“When you treat people like idiots, they’ll behave like idiots.”
Wednesday, July 30th, 2008I’m still taking a break, but I thought I’d interrupt this attitude maintenance window to point you at an article about traffic engineer Hans Monderman, whose innovative ideas about the people, driving, and traffic have led him to remedy dangerous streets in several Dutch towns by removing almost all of the traffic controls. It’s a fascinating idea, and it seems to be working.
Beyond simply figuring out ways to move more cars through the streets, Monderman’s ideas revolve around how people drive in different contexts, and how overriding those contexts with traffic controls takes responsibility away from drivers, who then stop paying attention.
There’s also an interesting discussion about differences in perception of distance between peds, cyclists and motorists.
Monderman was interested in this notion that the car changed time and space.

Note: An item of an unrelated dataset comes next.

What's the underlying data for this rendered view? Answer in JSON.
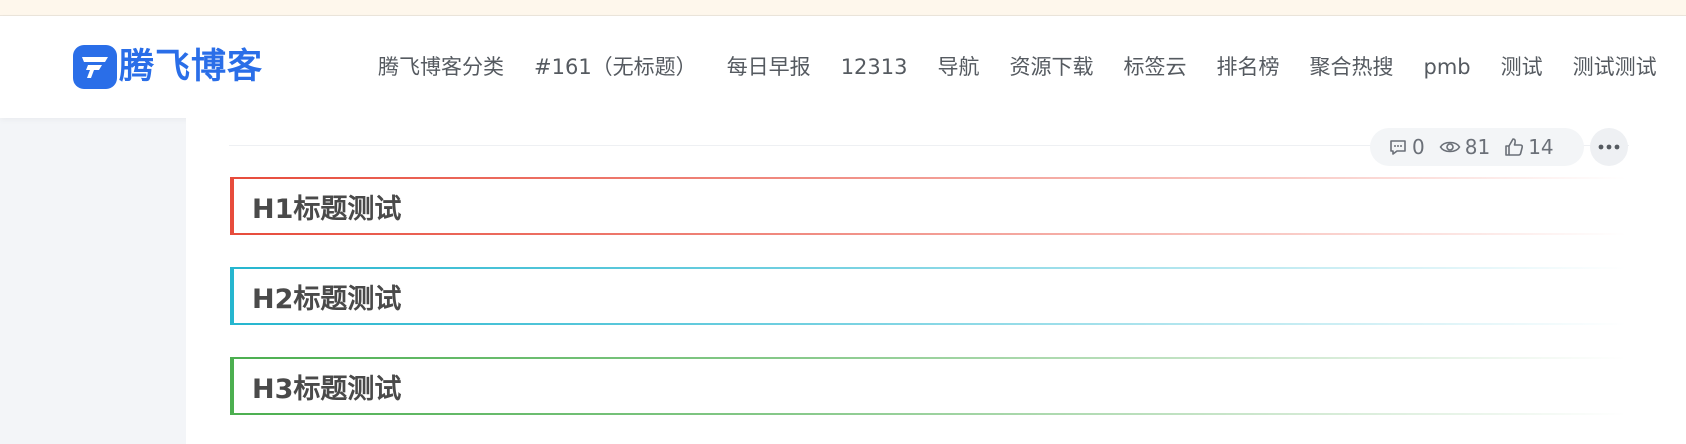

He commented on Proust’s observation that a visit to a relative that once took a few days could now be completed in one. Suddenly, more trips could be made, but each trip seemed shorter. “What happened to these people?” said Monderman. “They had gone to their uncle’s, spent three days. Suddenly they’re in a hurry. . . . It’s quite simple—they bought a car. The first thing put in a car is a clock, ticking away in an objective linear time. In the past time went different. They woke with the chickens, and went to bed when it became dark. You had your own time schedule depending on what the seasons told you. Suddenly we can measure the whole day around objective time.”
The implications are clear to any modern driver. Commute times are precisely that—times—with distance obliterated, as if we were driving across the face of a clock. Cities have essentially expanded in size to the extent that new transportation means have arisen to keep commuting times more or less stable. Pedestrians, on the other hand, who possess a more intimate knowledge of the geography they are traversing (and must provide the actual power to do so), tend to think in terms of distance. As a New Yorker, my first instinct is to think of some destination in terms of how many blocks away it is, not how long the walk is.
I also enjoyed this quote: “all traveling becomes dull in exact proportion to its rapidity”. I concur, a cross country flight is practically a miracle of transportation by any historical standard, but I’d rather read and re-read a Reader’s Digest than pass the time watching Kansas or Utah slowly scrolling beneath me. Throw in the delights of navigating through the airport, and you’ve got an experience that’s both aggravating and dull!
Monderman’s ideas challenge the fundamentals of traffic engineering, and is changing the way people look at this aspect of urban space. If this kind of thing interests you, it’s definitely worth a read.